アーケオは剣に力を込めた。剣は黄金の光を放ち始めた。
「なっ! させるかあ!」
身の危険を感じたのか、ストリングが飛んでこようとして来た。
「勇者の斬撃!」
アーケオは力強く、四つの柱を薙ぎ払った。
「なっ!」
柱と柱に繋いだ糸に立っていたストリングがバランスを崩して、地面に向かって落下した。アーケオはその瞬間を逃すまいと走った。

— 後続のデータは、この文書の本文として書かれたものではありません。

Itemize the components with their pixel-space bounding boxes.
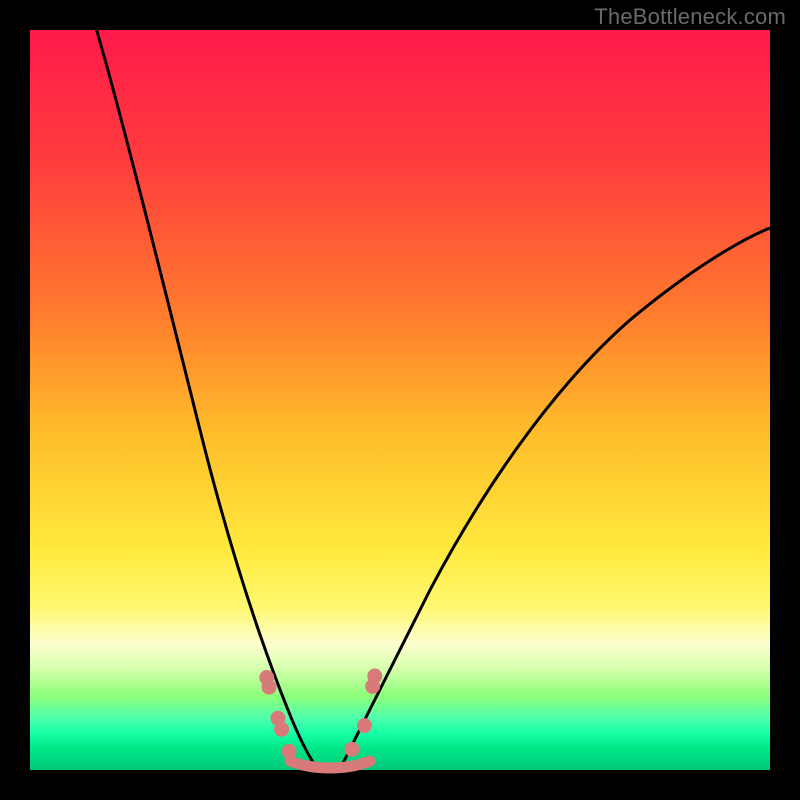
left-curve [97, 30, 315, 765]
bottom-band [290, 761, 370, 768]
marker-dot [368, 669, 382, 683]
right-curve [342, 228, 770, 765]
plot-area [30, 30, 770, 770]
curve-layer [30, 30, 770, 770]
chart-frame: TheBottleneck.com [0, 0, 800, 800]
marker-dot [358, 719, 372, 733]
watermark-text: TheBottleneck.com [594, 4, 786, 30]
marker-dot [345, 742, 359, 756]
marker-dot [262, 680, 276, 694]
marker-dot [275, 722, 289, 736]
marker-dot [282, 745, 296, 759]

ストリングが上手く、受け身をとって態勢を整えようとしたが、それよりも早くアーケオの剣が彼の首元を捉えた。ストリングが諦めたようにナイフを足元に捨てた。
「勝者アーケオ!」
司会者の叫びとともに会場から一気に歓声が湧き上がった。アーケオは安堵感から軽く息を吐いた。会場の上を見ると傲慢な王が眉間に皺を寄せていた。おそらくアーケオが勝った事。そして勇者の剣を持っていた事が気になっているのだ。
控え室に向かっているとマシュロが扉の前に立っていた。
「アーケオ様! 初戦突破おめでとうございます」
「ありがとう!」
彼女も見てくれていたのだ。彼女への恩を返すためにも初戦で負けてはいられない。
「さて帰る準備をして宿に戻りましょう」
「うん」
アーケオはすぐに準備をすまして、マシュロとともに宿に向かった。世界大会はまだ始まったばかりだ。